Des milliers de drones autonomes, attaquant par le ciel, la mer et les airs… Cela pourrait être une partie du synopsis d’un film de science-fiction. En l’occurrence, il s’agit d’un projet bien réel du Pentagone, nommé AMASS. 78 millions de dollars ont été attribués pour mener des expérimentations sur le sujet.

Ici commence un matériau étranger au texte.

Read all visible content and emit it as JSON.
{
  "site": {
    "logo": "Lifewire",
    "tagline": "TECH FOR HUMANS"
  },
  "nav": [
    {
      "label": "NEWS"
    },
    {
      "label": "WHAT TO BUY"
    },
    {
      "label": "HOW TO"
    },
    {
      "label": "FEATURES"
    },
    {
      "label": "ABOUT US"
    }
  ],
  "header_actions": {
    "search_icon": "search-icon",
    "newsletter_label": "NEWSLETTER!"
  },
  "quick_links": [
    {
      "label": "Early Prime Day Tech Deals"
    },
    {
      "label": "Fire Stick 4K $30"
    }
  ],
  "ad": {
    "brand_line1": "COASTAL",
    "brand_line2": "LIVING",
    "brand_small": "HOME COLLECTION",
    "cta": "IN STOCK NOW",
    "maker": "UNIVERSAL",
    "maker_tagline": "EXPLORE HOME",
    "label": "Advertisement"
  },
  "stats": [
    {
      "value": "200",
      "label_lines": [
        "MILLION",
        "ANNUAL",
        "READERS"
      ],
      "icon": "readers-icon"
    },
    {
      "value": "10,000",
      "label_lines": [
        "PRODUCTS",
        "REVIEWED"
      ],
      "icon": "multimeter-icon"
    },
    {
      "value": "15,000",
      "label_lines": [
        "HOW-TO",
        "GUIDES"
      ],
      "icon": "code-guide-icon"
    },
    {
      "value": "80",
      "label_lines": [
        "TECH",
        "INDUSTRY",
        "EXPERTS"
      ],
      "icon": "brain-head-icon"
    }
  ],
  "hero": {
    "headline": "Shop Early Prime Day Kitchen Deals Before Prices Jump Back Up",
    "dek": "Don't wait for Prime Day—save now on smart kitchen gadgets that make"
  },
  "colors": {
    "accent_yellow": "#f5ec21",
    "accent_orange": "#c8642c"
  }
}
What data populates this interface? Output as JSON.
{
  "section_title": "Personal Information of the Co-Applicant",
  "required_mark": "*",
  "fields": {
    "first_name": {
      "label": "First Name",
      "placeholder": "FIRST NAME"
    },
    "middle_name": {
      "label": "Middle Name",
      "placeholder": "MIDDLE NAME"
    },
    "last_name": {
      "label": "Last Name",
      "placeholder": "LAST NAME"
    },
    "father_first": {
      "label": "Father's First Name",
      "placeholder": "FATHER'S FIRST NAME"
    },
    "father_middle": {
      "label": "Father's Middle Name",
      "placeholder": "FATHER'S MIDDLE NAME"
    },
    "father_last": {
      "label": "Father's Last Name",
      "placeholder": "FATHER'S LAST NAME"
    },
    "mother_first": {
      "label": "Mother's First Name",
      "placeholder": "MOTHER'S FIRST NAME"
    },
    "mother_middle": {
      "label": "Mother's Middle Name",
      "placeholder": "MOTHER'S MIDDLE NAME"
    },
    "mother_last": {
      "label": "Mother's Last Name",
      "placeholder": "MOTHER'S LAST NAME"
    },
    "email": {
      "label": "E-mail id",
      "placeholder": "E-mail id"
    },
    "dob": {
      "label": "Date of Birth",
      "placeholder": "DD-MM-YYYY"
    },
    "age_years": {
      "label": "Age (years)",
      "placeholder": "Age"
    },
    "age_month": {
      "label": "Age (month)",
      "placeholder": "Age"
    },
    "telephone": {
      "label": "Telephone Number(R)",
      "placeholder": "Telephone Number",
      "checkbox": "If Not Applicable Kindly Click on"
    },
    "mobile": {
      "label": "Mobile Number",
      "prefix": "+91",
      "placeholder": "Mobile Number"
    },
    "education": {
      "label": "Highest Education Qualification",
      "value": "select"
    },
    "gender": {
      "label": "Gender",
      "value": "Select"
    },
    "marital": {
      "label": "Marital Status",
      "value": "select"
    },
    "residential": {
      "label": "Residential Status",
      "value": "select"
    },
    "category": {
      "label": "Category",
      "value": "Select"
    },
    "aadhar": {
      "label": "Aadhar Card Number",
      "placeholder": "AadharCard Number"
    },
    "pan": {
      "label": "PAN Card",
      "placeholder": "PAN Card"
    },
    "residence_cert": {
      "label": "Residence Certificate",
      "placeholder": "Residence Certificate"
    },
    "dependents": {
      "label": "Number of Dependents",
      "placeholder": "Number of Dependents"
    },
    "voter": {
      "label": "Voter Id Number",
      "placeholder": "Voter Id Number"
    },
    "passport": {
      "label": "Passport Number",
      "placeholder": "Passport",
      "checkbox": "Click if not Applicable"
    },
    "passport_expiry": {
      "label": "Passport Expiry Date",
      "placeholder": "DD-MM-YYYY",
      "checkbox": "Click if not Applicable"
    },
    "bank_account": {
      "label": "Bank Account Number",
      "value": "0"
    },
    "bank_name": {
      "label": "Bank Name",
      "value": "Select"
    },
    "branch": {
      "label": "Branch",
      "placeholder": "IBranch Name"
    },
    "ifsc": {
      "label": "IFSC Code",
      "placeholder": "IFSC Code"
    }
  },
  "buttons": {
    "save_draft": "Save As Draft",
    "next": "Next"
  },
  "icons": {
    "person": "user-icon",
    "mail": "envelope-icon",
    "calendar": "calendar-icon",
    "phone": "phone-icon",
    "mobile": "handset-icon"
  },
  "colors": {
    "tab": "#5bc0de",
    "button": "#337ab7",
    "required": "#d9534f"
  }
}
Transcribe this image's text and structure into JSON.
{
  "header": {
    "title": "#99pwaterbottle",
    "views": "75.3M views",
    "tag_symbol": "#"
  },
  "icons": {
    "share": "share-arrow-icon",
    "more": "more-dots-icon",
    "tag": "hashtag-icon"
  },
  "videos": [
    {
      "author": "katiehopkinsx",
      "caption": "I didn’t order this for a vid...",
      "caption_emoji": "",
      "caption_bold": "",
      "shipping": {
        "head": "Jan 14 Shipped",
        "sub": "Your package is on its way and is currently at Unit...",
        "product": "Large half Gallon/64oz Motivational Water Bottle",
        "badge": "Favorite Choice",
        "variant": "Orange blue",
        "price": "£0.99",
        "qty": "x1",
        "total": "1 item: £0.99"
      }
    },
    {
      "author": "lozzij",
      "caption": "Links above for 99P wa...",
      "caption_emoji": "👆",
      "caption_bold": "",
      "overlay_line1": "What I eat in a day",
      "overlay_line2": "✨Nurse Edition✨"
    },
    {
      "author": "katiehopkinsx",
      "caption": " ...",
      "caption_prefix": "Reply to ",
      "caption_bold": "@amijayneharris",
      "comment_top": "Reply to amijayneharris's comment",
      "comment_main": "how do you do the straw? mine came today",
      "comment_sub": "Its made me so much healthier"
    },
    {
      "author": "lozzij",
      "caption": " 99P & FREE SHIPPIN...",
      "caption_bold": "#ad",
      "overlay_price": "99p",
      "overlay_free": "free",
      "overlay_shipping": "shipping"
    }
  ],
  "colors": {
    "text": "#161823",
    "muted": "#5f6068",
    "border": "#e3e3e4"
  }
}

C’est la DARPA, ou Defense Advanced Research Projects Agency, une agence du département de la défense des États-Unis, qui est chargée du développement du projet AMASS (Autonomous Multi Domain Adaptative Swarm of Swarms). Cette branche est connue pour ses innovations. Cette fois-ci ne fait pas exception : « les recherches proposées doivent porter sur des approches novatrices qui permettent des avancées révolutionnaires en matière de science, de dispositifs ou de systèmes. Sont spécifiquement exclues les recherches qui aboutissent principalement à des améliorations évolutives de l’état actuel des pratiques », annonce-t-elle clairement dans le document descriptif du projet. Le document en question est principalement destiné à un appel à projets. 78 millions de dollars ont été posés sur la table : ils seront attribués à une entreprise contractante pour lancer des expérimentations sur des essaims de drones. L’idée serait de mener les tests sur de petits essaims, réels et virtuels, puis d’augmenter progressivement l’échelle.

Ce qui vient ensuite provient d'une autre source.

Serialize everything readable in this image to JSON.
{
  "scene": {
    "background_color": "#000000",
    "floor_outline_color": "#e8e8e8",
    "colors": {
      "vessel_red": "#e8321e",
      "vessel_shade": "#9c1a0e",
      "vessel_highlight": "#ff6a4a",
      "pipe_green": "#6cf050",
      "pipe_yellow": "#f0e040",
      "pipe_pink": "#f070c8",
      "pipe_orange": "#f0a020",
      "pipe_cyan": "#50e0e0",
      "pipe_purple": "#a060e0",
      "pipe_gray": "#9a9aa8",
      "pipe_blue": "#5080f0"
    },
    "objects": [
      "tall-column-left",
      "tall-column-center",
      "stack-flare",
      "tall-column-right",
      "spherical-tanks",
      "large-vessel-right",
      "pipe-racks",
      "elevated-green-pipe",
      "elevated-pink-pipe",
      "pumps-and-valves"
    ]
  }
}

En effet, la technologie pour contrôler des essaims de drones existe déjà. De nombreux projets sont basés sur la coordination de différentes unités entre elles. Toutefois, l’armée américaine parle cette fois-ci de milliers d’unités, à la fois aériennes, terrestres et sous-marines, capables de se coordonner entre elles de manière autonome pour se déployer sur tout un territoire.
La plupart des détails sont bien entendu gardés secrets, mais l’objectif principal semble être de pouvoir lancer des offensives à distance : « les armes guidées de précision à longue portée sont limitées en nombre, coûteuses et nécessitent des informations de ciblage détaillées », décrit ainsi la DARPA. « L’élément central du programme AMASS est la capacité de planifier et d’exécuter des missions qui utilisent des milliers d’entités autonomes dans la dégradation ou la défaite des capacités A2/AD (déni d’accès et interdiction de zone) de l’adversaire ».

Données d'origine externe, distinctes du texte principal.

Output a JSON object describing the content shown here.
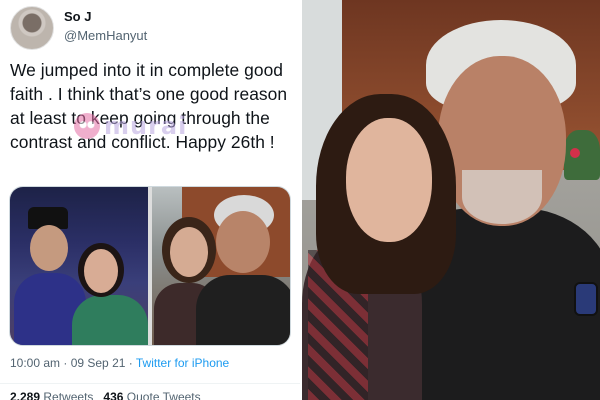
{
  "tweet": {
    "display_name": "So J",
    "handle": "@MemHanyut",
    "text": "We jumped into it in complete good faith . I think that’s one good reason at least to keep going through the contrast and conflict. Happy 26th !",
    "timestamp": "10:00 am · 09 Sep 21 · ",
    "source": "Twitter for iPhone",
    "stats": {
      "retweets_count": "2,289",
      "retweets_label": "Retweets",
      "quote_count": "436",
      "quote_label": "Quote Tweets"
    }
  },
  "watermark": {
    "text": "murai",
    "icon": "owl-logo-icon"
  },
  "colors": {
    "link": "#1d9bf0",
    "text": "#0f1419",
    "muted": "#536471"
  }
}
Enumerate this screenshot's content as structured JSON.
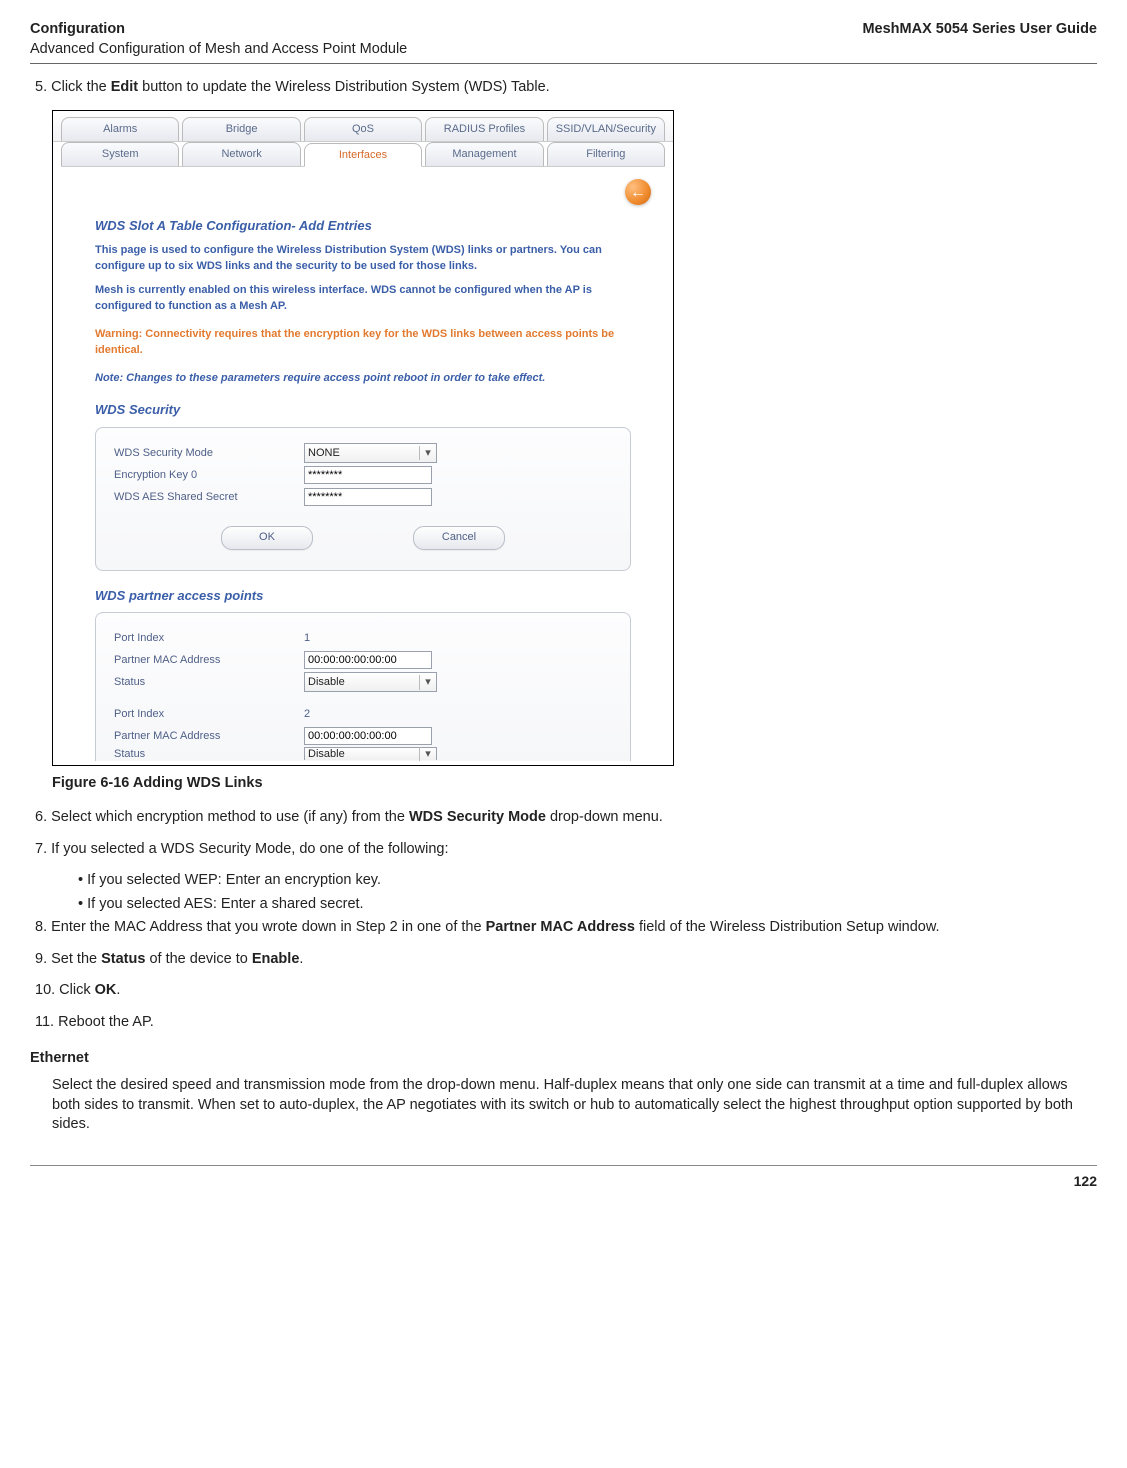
{
  "header": {
    "title": "Configuration",
    "subtitle": "Advanced Configuration of Mesh and Access Point Module",
    "guide": "MeshMAX 5054 Series User Guide"
  },
  "step5": "5.  Click the ",
  "step5b": " button to update the Wireless Distribution System (WDS) Table.",
  "bold_edit": "Edit",
  "tabs_row1": {
    "t0": "Alarms",
    "t1": "Bridge",
    "t2": "QoS",
    "t3": "RADIUS Profiles",
    "t4": "SSID/VLAN/Security"
  },
  "tabs_row2": {
    "t0": "System",
    "t1": "Network",
    "t2": "Interfaces",
    "t3": "Management",
    "t4": "Filtering"
  },
  "back_arrow": "←",
  "sec_title": "WDS Slot A Table Configuration- Add Entries",
  "desc1": "This page is used to configure the Wireless Distribution System (WDS) links or partners. You can configure up to six WDS links and the security to be used for those links.",
  "desc2": "Mesh is currently enabled on this wireless interface. WDS cannot be configured when the AP is configured to function as a Mesh AP.",
  "warn": "Warning: Connectivity requires that the encryption key for the WDS links between access points be identical.",
  "note": "Note: Changes to these parameters require access point reboot in order to take effect.",
  "sec_security": "WDS Security",
  "labels": {
    "mode": "WDS Security Mode",
    "key0": "Encryption Key 0",
    "aes": "WDS AES Shared Secret",
    "port_index": "Port Index",
    "mac": "Partner MAC Address",
    "status": "Status"
  },
  "values": {
    "mode": "NONE",
    "mask": "********",
    "pi1": "1",
    "pi2": "2",
    "mac0": "00:00:00:00:00:00",
    "status_disable": "Disable"
  },
  "btn_ok": "OK",
  "btn_cancel": "Cancel",
  "sec_partners": "WDS partner access points",
  "fig_caption": "Figure 6-16 Adding WDS Links",
  "step6a": "6.  Select which encryption method to use (if any) from the ",
  "bold_wdsmode": "WDS Security Mode",
  "step6b": " drop-down menu.",
  "step7": "7.  If you selected a WDS Security Mode, do one of the following:",
  "bullet_wep": "•    If you selected WEP: Enter an encryption key.",
  "bullet_aes": "•    If you selected AES: Enter a shared secret.",
  "step8a": "8.  Enter the MAC Address that you wrote down in Step 2 in one of the ",
  "bold_partnermac": "Partner MAC Address",
  "step8b": " field of the Wireless Distribution Setup window.",
  "step9a": "9.  Set the ",
  "bold_status": "Status",
  "step9b": " of the device to ",
  "bold_enable": "Enable",
  "step9c": ".",
  "step10a": "10. Click ",
  "bold_ok": "OK",
  "step10b": ".",
  "step11": "11. Reboot the AP.",
  "ethernet_h": "Ethernet",
  "ethernet_p": "Select the desired speed and transmission mode from the drop-down menu. Half-duplex means that only one side can transmit at a time and full-duplex allows both sides to transmit. When set to auto-duplex, the AP negotiates with its switch or hub to automatically select the highest throughput option supported by both sides.",
  "page_num": "122"
}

Garder le contrôle sur les drones
On parle donc non plus d’essaim de drones, mais « d’essaim d’essaims », capables de mener des attaques coordonnées et automatisées. Tous ces drones seraient équipés d’armes, mais également de brouilleurs de radars, de GPS, de technologies de communication… Ces milliers d’unités incluraient notamment des drones aériens, des sous-marins, ainsi que des tanks autonomes. Dans un contexte de guerre, les drones ont déjà prouvé leur efficacité. Le conflit ukrainien en est un bon exemple : des pilotes de drones se sont avérés capables de se renseigner sur les mouvements des troupes, filmer les événements, ou même de détruire des cibles. Toutefois, l’échelle à laquelle se sont effectuées ces opérations est sans commune mesure avec ce que projette la DARPA.
À cette échelle, le point qui peut inquiéter est celui du contrôle par des opérateurs humains. En effet, les opérations ukrainiennes étaient menées par des pilotes, qui guidaient individuellement les drones. Concernant ces « essaims d’essaims », une part importante d’autonomie interviendrait nécessairement. Zackary Kallenborn, chercheur affilié à la Division des armes et technologies non conventionnelles du Consortium national pour l’étude du terrorisme et des réponses au terrorisme (START), a souligné auprès du New Scientist une inquiétude à ce sujet. Selon lui, à l’échelle de milliers de drones, le contrôle humain sera plus compliqué, ce qui induit une fragilité. Jusqu’ici, il est uniquement question d’interventions non létales par ces drones. L’analyste émet toutefois un doute sur la capacité de ces machines à accomplir leur tâche sans en passer par des attaques létales.